JIM SMART developed an interest in photography some fifty years ago when he took a high school course and made a pinhole camera, shot with a Speed Graflex, and took surfing photographs in Hermosa Beach with a 35mm Pentax. Jim teaches university courses in Communication Studies and English, including basic and college-level English courses, journalism, journalistic photography and online journalism.
  CANDICE WEBER,   M.A., is an adjunct professor of natural resources at College of the Desert, teaching courses in Conservation and G.I.S. and leading students abroad to the cloud forests of Costa Rica.  She majored in environmental studies and has extensive experience working with animals of all kinds (wild and domestic), including many years as a zookeeper and animal trainer at the Living Desert, the Long Beach Aquarium, and other marine parks.  For the past 14 years she has resided in the Coachella Valley and now considers the desert her home.
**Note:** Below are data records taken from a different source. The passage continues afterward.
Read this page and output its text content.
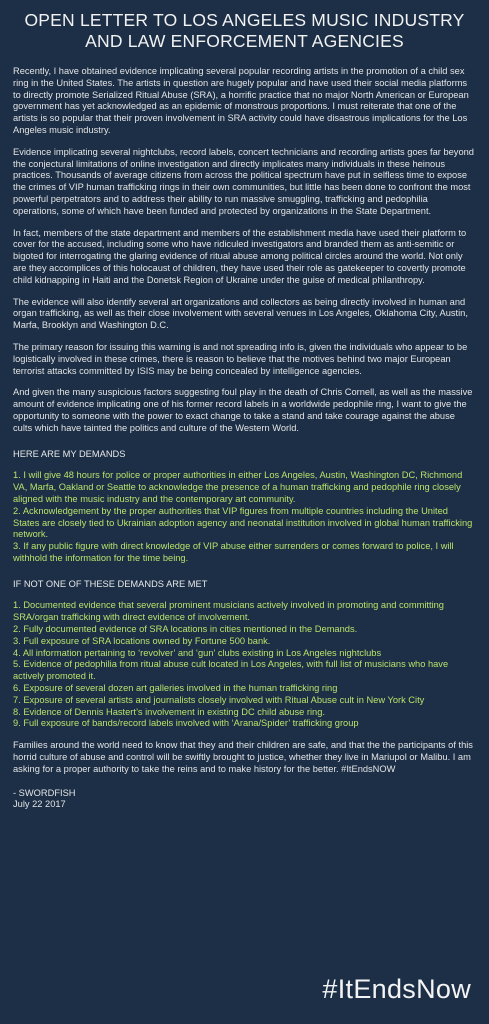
OPEN LETTER TO LOS ANGELES MUSIC INDUSTRY AND LAW ENFORCEMENT AGENCIES

Recently, I have obtained evidence implicating several popular recording artists in the promotion of a child sex ring in the United States. The artists in question are hugely popular and have used their social media platforms to directly promote Serialized Ritual Abuse (SRA), a horrific practice that no major North American or European government has yet acknowledged as an epidemic of monstrous proportions. I must reiterate that one of the artists is so popular that their proven involvement in SRA activity could have disastrous implications for the Los Angeles music industry.

Evidence implicating several nightclubs, record labels, concert technicians and recording artists goes far beyond the conjectural limitations of online investigation and directly implicates many individuals in these heinous practices. Thousands of average citizens from across the political spectrum have put in selfless time to expose the crimes of VIP human trafficking rings in their own communities, but little has been done to confront the most powerful perpetrators and to address their ability to run massive smuggling, trafficking and pedophilia operations, some of which have been funded and protected by organizations in the State Department.

In fact, members of the state department and members of the establishment media have used their platform to cover for the accused, including some who have ridiculed investigators and branded them as anti-semitic or bigoted for interrogating the glaring evidence of ritual abuse among political circles around the world. Not only are they accomplices of this holocaust of children, they have used their role as gatekeeper to covertly promote child kidnapping in Haiti and the Donetsk Region of Ukraine under the guise of medical philanthropy.

The evidence will also identify several art organizations and collectors as being directly involved in human and organ trafficking, as well as their close involvement with several venues in Los Angeles, Oklahoma City, Austin, Marfa, Brooklyn and Washington D.C.

The primary reason for issuing this warning is and not spreading info is, given the individuals who appear to be logistically involved in these crimes, there is reason to believe that the motives behind two major European terrorist attacks committed by ISIS may be being concealed by intelligence agencies.

And given the many suspicious factors suggesting foul play in the death of Chris Cornell, as well as the massive amount of evidence implicating one of his former record labels in a worldwide pedophile ring, I want to give the opportunity to someone with the power to exact change to take a stand and take courage against the abuse cults which have tainted the politics and culture of the Western World.

HERE ARE MY DEMANDS
1. I will give 48 hours for police or proper authorities in either Los Angeles, Austin, Washington DC, Richmond VA, Marfa, Oakland or Seattle to acknowledge the presence of a human trafficking and pedophile ring closely aligned with the music industry and the contemporary art community.
2. Acknowledgement by the proper authorities that VIP figures from multiple countries including the United States are closely tied to Ukrainian adoption agency and neonatal institution involved in global human trafficking network.
3. If any public figure with direct knowledge of VIP abuse either surrenders or comes forward to police, I will withhold the information for the time being.
IF NOT ONE OF THESE DEMANDS ARE MET
1. Documented evidence that several prominent musicians actively involved in promoting and committing SRA/organ trafficking with direct evidence of involvement.
2. Fully documented evidence of SRA locations in cities mentioned in the Demands.
3. Full exposure of SRA locations owned by Fortune 500 bank.
4. All information pertaining to ‘revolver’ and ‘gun’ clubs existing in Los Angeles nightclubs
5. Evidence of pedophilia from ritual abuse cult located in Los Angeles, with full list of musicians who have actively promoted it.
6. Exposure of several dozen art galleries involved in the human trafficking ring
7. Exposure of several artists and journalists closely involved with Ritual Abuse cult in New York City
8. Evidence of Dennis Hastert’s involvement in existing DC child abuse ring.
9. Full exposure of bands/record labels involved with ‘Arana/Spider’ trafficking group

Families around the world need to know that they and their children are safe, and that the the participants of this horrid culture of abuse and control will be swiftly brought to justice, whether they live in Mariupol or Malibu. I am asking for a proper authority to take the reins and to make history for the better. #ItEndsNOW

- SWORDFISH
July 22 2017
#ItEndsNow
ELIZABETH WYATT, writer, artist, and educator holds a B.A. in English from Southern Methodist University, and Master of Fine Arts and Master of Arts degrees in poetry and English from the University of California at Irvine. She has practiced yoga since 2003 and currently teaches yoga in the hi-desert, in addition to serving as English instructor and Basic Skills Coordinator at Copper Mountain College in Joshua Tree.